As of this morning, there are 31 available properties within those gated confines listed for more than $500k. Those are single family homes and traditional condominiums, though obviously the vast majority are of the single home variety. The homes are nice, often possessing fancy appliances and fancy trim, sometimes, usually, at least one gaudy chandelier that screams 2004. Some of these homes are newer, some are original dinosaurs built in the early and mid 1990s. The thing about homes built in the 1990s is that if they haven’t been substantially renovated, they’re really quite lame. Geneva National, in spite of an incredible year in the lake access market surrounding Geneva, remains plagued by pockets of heavy inventory.
So far this year there have been just six sales (per MLS) that closed over $500k. It’s mid-November, and without a single pending property in this price range, it’s likely GN ends the year stuck at six. All of 2015 registered just seven such sales, so six isn’t such a let down, it’s just that it isn’t a market undergoing a solid recovery, it’s a market bogged down by too many sellers thinking this is the time to sell. The numbers are telling us a different story- this isn’t the time to sell. In 2006 there were 19 sales in GN over $500k, so if you’re looking to sell in this price range, 2006 would be a good place to visit.
But this is unfair, unkind, and it isn’t the fault of would-be sellers. It’s not the fault of the Realtors. It’s not entirely the fault of golf and its dwindling numbers, even though we’d be foolish to suggest that the decline in golf’s popularity doesn’t have something to do with this. No, this is simply a matter of supply and demand, and Geneva National has, and likely will always have, too much supply. It’s not that the homes there aren’t beautiful, as many are, and it isn’t that the development isn’t one of the most aesthetically pleasing you can find- it is. It’s just that there are too many homes there, and when the built inventory requires more buyers than the market can produce, you’re going to have stagnant prices and tepid demand.
Demand creates demand, this is obvious.
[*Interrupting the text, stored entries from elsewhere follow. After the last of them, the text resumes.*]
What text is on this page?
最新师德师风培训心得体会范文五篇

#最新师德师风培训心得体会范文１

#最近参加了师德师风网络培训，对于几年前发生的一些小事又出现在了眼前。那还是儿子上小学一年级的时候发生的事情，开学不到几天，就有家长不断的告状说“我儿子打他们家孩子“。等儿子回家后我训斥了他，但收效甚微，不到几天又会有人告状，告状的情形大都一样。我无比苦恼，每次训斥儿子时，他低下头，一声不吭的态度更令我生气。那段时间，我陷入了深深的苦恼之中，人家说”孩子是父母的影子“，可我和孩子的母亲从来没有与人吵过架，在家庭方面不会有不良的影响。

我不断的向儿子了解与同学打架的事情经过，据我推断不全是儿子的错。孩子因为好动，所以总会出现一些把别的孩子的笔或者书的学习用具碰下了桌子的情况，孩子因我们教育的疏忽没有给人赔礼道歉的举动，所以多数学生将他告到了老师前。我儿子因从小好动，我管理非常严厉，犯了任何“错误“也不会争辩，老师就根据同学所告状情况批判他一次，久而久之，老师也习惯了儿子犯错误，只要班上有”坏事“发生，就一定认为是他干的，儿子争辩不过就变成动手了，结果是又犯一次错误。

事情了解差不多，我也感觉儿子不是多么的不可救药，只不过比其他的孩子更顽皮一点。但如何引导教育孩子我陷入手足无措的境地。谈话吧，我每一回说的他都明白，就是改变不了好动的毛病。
More buyers bring more buyers, it’s just the way real estate is. But when you can’t create demand, and you can’t convince a buyer that they had better act soon or they’ll miss out, then what is left? Just a bunch of nice enough houses on nice gated streets. Certain styles of homes will still sell. Those homes that are architecturally unique or otherwise interesting, those will find buyers even now. But the vast majority of homes are going to struggle to find buyers, and that’s exactly what’s been happening over recent years.
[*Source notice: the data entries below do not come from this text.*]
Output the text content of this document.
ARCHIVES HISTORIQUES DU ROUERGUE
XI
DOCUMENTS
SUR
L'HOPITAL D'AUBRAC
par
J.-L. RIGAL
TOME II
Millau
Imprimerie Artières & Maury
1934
I love Geneva National, I really do. I’ve built in GN, remodeled in GN, bought and sold in GN. I enjoy the golf courses immensely. But even in this environment of super low interest rates and broad market demand Geneva National has faltered, and I don’t know what it’ll take to bring it out of its funk. Sadly, the only fix for Geneva National’s upper bracket housing market is more buyers and I don’t mean seven per year. Does this slowdown create opportunity? Of course it does, but unfortunately, as long as this inventory remains inflated GN won’t experience a full recovery.